If we divide science into three branches: experiment, theory and computer simulation, then what I am describing here doesn’t quite fit. These are not just simulations: the results are entirely reproducible with just the data and the mathematics. This approach mixes and matches models and data across disciplines, using recent advances in artificial intelligence.

I don’t know what to call this approach, but I’m not the only one doing it. The most enthusiastic proponents are computer scientists, who do something like this regularly in mass-scale video analysis competitions or one-off prizes financed by big pharma for molecular drug discovery as do statisticians working in forecasting.

In your TEDMED 2013 talk, you expressed concern that advances in science have stagnated. Can you explain?

Like many scientists, I’m concerned that science is becoming too fragmented. So many scientific papers are published each year that it is impossible to keep track of most new findings. Since most articles are never read, much new research has never been independently tested.

And, unfortunately, scientists are encouraged to ‘hyper-specialize,’ working only in their narrow disciplines. It is alien to we applied mathematicians that a scientist who studies animal behavior might never read a scientific paper on fluid mechanics! In isolation from each other, could they just be duplicating each other’s mistakes?

What can we do to create a more unified approach?

First of all, open up the data. There is far too much politics, bureaucracy and lack of vision in sharing data among researchers and the public. Sharing data is the key to eliminating the lack of reproducibility that is becoming a serious issue. Second, don’t pre-judge. We need to have a renewed commitment to radical impartiality. Too often, favoured theories, models, or data persist (sometimes for decades), putting whole disciplines at risk of missing the forest for the trees.

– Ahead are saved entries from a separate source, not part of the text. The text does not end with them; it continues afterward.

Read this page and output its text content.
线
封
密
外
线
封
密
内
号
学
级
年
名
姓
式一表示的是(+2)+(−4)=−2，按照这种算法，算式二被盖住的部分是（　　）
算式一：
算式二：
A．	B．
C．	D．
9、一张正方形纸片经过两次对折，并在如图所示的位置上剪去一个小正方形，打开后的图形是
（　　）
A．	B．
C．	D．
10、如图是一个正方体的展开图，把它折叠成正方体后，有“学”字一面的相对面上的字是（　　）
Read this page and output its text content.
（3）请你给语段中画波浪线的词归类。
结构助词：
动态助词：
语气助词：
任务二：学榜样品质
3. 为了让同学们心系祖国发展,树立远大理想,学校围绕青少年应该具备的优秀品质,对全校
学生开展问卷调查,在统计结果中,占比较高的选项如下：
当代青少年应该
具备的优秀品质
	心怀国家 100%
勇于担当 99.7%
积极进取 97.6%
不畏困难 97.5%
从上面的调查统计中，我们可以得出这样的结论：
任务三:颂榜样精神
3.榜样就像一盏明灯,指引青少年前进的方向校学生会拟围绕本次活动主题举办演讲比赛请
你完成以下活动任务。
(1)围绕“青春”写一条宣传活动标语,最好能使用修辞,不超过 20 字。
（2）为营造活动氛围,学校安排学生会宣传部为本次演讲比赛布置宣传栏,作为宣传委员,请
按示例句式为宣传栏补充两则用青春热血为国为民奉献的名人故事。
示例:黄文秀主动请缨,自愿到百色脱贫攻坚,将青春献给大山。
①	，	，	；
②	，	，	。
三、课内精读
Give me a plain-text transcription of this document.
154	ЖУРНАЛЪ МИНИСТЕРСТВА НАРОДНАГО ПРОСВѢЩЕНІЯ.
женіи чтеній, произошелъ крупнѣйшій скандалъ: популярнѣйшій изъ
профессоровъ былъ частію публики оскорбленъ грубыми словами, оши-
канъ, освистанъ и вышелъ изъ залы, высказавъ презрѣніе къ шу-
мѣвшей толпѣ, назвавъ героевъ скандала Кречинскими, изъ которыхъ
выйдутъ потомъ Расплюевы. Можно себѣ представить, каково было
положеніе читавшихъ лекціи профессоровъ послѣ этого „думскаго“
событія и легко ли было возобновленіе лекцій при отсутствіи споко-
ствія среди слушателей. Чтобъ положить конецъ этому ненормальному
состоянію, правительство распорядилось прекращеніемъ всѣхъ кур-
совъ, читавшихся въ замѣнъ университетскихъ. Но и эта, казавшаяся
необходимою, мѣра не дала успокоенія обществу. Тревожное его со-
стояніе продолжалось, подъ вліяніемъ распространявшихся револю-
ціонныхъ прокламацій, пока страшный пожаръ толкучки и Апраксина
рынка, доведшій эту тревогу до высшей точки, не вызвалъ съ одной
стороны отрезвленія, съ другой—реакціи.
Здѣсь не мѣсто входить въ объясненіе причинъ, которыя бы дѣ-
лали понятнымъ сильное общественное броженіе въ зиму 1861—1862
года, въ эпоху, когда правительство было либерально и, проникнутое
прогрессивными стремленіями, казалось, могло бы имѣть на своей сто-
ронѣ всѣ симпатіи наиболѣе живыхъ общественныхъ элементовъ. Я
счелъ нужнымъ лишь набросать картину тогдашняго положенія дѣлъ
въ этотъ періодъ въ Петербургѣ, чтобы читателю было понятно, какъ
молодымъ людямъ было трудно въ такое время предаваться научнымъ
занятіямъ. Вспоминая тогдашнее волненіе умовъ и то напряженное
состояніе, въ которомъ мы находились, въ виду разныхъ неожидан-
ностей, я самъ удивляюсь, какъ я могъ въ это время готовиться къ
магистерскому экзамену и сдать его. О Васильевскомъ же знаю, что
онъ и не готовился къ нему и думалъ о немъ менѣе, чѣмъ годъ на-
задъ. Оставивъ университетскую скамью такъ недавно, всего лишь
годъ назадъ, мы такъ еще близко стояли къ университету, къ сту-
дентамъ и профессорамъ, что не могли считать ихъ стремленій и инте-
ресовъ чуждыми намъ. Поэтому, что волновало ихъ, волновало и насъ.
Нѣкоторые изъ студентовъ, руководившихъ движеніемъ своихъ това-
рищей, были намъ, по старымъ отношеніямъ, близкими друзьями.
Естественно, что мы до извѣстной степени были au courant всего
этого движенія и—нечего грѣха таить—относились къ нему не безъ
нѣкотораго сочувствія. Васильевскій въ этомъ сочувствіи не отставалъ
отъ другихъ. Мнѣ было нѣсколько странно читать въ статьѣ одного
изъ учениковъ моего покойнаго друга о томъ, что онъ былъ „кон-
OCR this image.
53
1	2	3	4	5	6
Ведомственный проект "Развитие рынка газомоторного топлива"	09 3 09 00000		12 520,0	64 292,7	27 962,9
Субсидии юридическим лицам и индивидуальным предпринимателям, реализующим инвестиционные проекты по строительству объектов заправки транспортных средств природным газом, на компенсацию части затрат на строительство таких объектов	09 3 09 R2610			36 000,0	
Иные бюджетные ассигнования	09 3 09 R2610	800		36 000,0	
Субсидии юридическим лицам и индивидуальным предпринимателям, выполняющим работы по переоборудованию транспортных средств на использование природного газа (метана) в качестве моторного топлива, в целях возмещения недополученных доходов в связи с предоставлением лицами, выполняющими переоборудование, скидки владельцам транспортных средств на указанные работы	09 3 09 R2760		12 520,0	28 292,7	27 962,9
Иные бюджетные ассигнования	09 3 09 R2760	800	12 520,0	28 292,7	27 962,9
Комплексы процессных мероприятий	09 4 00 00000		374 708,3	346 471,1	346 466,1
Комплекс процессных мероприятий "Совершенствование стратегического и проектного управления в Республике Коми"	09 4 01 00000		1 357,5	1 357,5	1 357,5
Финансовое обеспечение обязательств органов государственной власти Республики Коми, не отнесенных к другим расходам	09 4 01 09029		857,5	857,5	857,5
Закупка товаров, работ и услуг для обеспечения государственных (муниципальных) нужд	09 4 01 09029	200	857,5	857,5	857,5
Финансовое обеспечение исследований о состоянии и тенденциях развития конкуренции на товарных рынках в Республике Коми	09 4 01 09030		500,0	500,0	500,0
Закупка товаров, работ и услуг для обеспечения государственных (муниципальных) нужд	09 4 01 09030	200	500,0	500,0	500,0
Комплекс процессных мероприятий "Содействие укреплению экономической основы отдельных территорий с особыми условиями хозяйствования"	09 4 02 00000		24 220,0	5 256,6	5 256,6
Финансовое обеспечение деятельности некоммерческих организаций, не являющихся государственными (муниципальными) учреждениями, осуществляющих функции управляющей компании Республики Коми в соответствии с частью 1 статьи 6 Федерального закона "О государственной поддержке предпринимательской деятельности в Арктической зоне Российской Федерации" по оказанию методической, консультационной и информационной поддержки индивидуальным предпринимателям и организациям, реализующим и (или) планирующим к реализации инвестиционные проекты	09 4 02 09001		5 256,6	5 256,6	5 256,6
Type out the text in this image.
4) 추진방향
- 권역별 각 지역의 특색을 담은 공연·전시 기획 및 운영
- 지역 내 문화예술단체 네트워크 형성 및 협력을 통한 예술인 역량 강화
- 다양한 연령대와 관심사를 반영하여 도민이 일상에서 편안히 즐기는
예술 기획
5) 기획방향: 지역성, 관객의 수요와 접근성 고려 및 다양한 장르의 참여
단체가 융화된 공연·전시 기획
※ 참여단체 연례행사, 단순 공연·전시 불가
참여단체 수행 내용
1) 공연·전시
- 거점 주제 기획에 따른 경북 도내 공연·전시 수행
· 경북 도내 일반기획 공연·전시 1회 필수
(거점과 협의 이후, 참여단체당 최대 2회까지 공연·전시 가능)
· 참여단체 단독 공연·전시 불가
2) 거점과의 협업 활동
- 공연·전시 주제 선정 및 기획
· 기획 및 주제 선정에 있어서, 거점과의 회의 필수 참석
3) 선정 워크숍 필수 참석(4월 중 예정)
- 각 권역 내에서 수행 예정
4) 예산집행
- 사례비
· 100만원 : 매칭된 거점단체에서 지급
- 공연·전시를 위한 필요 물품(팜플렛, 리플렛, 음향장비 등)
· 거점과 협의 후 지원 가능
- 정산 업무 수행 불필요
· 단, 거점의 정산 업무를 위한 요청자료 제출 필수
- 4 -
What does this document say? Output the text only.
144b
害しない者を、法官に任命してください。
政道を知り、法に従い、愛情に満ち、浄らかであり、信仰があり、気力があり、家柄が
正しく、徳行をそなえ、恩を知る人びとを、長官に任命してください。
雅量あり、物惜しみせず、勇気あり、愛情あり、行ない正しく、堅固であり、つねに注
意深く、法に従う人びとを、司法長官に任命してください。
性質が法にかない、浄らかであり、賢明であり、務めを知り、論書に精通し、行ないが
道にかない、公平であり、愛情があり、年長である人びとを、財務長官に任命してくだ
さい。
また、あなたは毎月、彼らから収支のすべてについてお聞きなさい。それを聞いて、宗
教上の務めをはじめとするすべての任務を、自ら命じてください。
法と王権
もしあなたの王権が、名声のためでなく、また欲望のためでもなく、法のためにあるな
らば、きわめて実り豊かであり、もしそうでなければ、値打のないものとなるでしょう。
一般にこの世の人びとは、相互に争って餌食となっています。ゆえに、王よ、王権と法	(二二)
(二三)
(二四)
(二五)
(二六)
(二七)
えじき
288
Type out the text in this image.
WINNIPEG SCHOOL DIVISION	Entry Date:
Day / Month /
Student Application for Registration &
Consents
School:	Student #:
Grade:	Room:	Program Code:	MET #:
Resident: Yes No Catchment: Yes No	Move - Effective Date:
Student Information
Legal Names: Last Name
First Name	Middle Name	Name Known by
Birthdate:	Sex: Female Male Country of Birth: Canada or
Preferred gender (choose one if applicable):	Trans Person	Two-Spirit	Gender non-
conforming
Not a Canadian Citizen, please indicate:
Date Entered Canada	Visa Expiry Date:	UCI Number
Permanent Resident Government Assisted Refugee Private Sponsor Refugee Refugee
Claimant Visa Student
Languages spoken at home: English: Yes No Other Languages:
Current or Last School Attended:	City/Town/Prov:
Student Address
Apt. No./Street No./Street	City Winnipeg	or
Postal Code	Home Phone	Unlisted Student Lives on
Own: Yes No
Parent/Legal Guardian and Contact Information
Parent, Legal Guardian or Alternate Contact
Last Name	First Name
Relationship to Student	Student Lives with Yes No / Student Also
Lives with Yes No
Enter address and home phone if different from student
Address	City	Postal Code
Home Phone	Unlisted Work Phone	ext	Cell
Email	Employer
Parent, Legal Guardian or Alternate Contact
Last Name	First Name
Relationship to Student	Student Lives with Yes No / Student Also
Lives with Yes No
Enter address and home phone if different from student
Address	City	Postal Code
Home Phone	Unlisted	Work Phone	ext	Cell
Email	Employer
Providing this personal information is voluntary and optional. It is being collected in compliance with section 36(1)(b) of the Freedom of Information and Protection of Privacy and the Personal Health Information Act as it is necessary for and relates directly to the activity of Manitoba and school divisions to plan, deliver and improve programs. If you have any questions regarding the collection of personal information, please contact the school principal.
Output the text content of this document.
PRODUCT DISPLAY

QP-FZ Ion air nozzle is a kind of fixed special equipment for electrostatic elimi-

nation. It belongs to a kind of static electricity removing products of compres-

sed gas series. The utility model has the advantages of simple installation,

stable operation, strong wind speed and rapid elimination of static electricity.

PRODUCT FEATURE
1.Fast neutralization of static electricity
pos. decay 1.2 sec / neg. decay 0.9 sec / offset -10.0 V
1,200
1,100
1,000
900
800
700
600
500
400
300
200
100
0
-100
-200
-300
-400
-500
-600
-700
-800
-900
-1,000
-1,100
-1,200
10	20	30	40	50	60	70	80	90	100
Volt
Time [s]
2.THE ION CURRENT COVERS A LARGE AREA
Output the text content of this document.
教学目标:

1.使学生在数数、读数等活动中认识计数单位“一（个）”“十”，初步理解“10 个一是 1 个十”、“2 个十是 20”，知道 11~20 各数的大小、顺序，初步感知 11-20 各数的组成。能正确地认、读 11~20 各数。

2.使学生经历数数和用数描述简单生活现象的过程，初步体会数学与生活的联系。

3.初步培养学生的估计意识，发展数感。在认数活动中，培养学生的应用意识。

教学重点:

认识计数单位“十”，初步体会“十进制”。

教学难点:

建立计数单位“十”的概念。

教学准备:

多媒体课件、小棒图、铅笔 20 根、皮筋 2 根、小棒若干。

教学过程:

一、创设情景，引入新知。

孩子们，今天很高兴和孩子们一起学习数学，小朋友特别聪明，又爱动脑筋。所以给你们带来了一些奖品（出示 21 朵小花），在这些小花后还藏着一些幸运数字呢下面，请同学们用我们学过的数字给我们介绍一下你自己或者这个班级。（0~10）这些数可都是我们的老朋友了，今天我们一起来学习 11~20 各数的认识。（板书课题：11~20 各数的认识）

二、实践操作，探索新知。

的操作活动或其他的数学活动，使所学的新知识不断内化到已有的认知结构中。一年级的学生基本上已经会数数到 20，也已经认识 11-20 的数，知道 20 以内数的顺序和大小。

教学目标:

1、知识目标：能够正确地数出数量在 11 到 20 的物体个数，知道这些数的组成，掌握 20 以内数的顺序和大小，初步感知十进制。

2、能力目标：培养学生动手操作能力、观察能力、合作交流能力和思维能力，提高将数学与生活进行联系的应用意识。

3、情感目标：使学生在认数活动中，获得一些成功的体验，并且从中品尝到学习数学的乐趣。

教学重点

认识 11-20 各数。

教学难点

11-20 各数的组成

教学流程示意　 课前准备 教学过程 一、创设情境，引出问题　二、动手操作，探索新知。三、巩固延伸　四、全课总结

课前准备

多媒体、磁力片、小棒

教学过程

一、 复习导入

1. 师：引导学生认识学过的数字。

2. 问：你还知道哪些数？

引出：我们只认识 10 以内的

Collaboration would greatly speed advances. Is first-to-publish attribution of scientific findings really that productive? I think of science as a collaborative journey of discovery, not a competition sport of lone geniuses and their teams.

Scientific theories that can withstand this “challenge” from other disciplines will have passed a very rigorous test. Not only will they be good explanatory theories, they will have practical, predictive power. And this is important because without this mixing of disciplinary knowledge, we will never know if science is really making progress, or merely rediscovering the same findings, time and again.